By: Natalie Johnson
There is a conversation that plays out in orthopedic offices across the country every day. A patient comes in with worsening joint pain, an x-ray report showing significant arthritis, and a growing fear that their quality of life is slipping. The surgeon reviews the images, delivers the verdict, and the patient leaves with two choices: surgery or suffering, sometimes even being told to “suck it up until your pain gets bad enough and then come back to us and we’ll perform your joint replacement surgery.” Dr. Marc Pietropaoli believes that conversation is incomplete, and he has spent the better part of his career building the evidence and the infrastructure to change it.
A Philosophy Born from Practice
Pietropaoli did not arrive at regenerative medicine orthopedics from the outside. He trained under world-renowned orthopedic sports medicine surgeon Dr. James Andrews. He spent years in traditional orthopedic surgical practice and knows firsthand how the system operates.

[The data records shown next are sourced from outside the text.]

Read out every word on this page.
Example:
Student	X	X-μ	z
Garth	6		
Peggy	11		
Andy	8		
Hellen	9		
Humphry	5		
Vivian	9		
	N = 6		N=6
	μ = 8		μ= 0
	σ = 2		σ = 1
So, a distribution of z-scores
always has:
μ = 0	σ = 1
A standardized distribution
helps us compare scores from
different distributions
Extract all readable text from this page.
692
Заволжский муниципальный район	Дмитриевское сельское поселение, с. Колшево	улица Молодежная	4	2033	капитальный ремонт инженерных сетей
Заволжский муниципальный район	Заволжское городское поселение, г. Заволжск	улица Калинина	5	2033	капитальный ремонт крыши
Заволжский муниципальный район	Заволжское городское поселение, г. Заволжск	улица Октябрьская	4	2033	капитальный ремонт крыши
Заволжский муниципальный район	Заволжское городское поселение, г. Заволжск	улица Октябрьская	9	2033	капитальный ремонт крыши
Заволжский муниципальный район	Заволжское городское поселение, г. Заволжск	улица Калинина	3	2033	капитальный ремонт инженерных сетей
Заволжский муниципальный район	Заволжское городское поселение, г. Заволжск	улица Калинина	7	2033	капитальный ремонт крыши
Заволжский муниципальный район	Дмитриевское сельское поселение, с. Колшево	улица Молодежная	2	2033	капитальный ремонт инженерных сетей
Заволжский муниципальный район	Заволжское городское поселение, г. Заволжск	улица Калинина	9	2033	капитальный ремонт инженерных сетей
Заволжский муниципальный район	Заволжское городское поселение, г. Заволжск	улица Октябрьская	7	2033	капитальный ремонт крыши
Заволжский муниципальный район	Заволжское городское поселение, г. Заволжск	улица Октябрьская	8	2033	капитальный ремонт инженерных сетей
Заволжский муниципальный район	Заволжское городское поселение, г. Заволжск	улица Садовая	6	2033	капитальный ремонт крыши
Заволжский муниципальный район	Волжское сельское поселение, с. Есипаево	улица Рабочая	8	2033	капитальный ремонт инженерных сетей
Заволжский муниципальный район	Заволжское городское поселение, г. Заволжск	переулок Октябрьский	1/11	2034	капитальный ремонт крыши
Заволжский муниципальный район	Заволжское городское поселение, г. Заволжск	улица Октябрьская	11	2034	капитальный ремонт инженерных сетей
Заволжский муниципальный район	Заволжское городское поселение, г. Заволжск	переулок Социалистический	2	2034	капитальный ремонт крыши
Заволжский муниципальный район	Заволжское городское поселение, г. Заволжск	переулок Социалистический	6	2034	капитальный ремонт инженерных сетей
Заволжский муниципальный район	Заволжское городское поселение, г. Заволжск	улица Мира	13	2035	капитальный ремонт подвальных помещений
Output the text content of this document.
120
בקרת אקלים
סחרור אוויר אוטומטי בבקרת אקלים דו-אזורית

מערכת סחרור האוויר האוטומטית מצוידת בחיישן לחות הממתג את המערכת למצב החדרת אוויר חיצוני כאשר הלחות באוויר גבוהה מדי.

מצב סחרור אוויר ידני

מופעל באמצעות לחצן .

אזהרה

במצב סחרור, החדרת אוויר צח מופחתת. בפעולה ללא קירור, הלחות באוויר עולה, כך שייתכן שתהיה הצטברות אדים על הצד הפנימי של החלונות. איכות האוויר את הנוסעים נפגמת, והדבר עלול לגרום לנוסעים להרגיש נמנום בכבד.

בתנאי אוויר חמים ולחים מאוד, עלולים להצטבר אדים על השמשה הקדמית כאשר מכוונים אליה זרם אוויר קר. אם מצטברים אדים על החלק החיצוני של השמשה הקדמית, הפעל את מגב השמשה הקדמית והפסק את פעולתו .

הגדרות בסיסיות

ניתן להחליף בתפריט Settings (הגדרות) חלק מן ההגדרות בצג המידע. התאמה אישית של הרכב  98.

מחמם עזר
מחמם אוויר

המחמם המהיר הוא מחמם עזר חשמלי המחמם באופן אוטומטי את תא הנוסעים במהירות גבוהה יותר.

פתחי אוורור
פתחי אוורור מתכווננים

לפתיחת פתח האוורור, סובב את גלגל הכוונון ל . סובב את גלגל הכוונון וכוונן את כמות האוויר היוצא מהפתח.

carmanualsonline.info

That insider perspective is precisely what makes his critique so pointed. He is not dismissing surgery. He is arguing that surgery is being offered too quickly, too often, and without adequate exploration of what else might work. “Our bodies have an amazing ability to heal ourselves that traditional medicine often forgets and neglects, too soon jumping to pills and surgery.”
The philosophy he developed, Knee Repair, NOT Knee Replacement®, was first articulated in 2014 and officially trademarked in 2021. At its center is a deceptively straightforward premise: before removing and replacing a joint, medicine should invest more aggressively in understanding and addressing why that joint is failing in a holistic, or “whole-istic” as Dr. Pietropaoli likes to say, manner. Bone marrow lesions, chronic inflammation, muscle imbalance, nutritional deficiencies, and biomechanical dysfunction are all drivers of degeneration that can, in most cases, be treated without surgery.
The Comprehensive Treatment Model
At Victory In Motion, Home of Knee Repair, NOT Knee Replacement®, the work begins with what the practice calls a Clarity Day, a diagnostic deep dive designed to map the specific factors contributing to a patient’s pain. From there, personalized treatment programs draw on bone marrow aspirate cell procedures, platelet-rich plasma therapy (PRP), V-Motion Laser therapy, genetically based anti-inflammatory nutrition planning, and the V-Motion Fit total-body fitness, strength, and conditioning program. The goal is not symptom management but structural and functional restoration.
Pietropaoli began incorporating PRP into his private practice around 2008. Recognizing that bone marrow contains stem cells and other cells that help the stem cells heal the body, he introduced bone marrow aspirate cell procedures in 2017 and was also an early clinical adopter of MLS healing laser therapy, eventually training and mentoring a network of physicians in its use, a group his colleagues have informally called “The Pietropaoli laser coaching tree.”
The Book and the Mission
His book Repair NOT Replace translates the clinical philosophy into plain language, offering patients a framework for understanding their options and advocating for a more conservative, preservation-focused approach before accepting a surgical recommendation. Since its release, the book has found an audience not only among patients searching for alternatives but among clinicians reconsidering their own assumptions. Dr. Doug Zmolek, an Internal Medicine Physician at Crouse Medical Practice, read it and called it “VERY interesting, future of medicine oriented, and thought-provoking.” Dr. Sanam Bezanson, DC, of Bezanson Health, picked it up during a football game and finished it in two days, writing afterward that it served as a reminder that the clinician’s responsibility is “not just to treat, but to educate, collaborate, and expand what’s possible for the people we serve.” That kind of reception from practicing physicians points to something larger than a single book: a growing readiness within medicine to take this conversation seriously.
The book is connected to the $1 vs $1 Million Challenge, where a portion of each sale benefits the Arthritis Foundation while prompting readers to consider the staggering cost difference between exploration and surgery.
The overarching initiative tying all of this together is Knee Replacement Free by ’43, a stated goal to eliminate the need for knee replacement surgery by 2043. It is the kind of mission statement that sounds bold until you consider how much has already changed in the thirty-plus years Pietropaoli has been practicing, and how much further the science of joint preservation has left to go. Pietropaoli is often heard saying: “If we could put a man on the moon and return him in 1969 with 50s and 60s technology, then we surely can eliminate the need for putting metal, plastic and cement into human joints by 2043.”
For patients sitting across from a surgeon who has just recommended a joint replacement, that science may arrive just in time.
Disclaimer: The content in this article is intended for informational purposes only and should not be construed as medical advice. The views expressed are those of Dr. Marc Pietropaoli and do not reflect the opinions of all medical professionals. Always consult with a qualified healthcare provider before making decisions about your health or treatment options. The success of any medical treatment may vary depending on individual circumstances.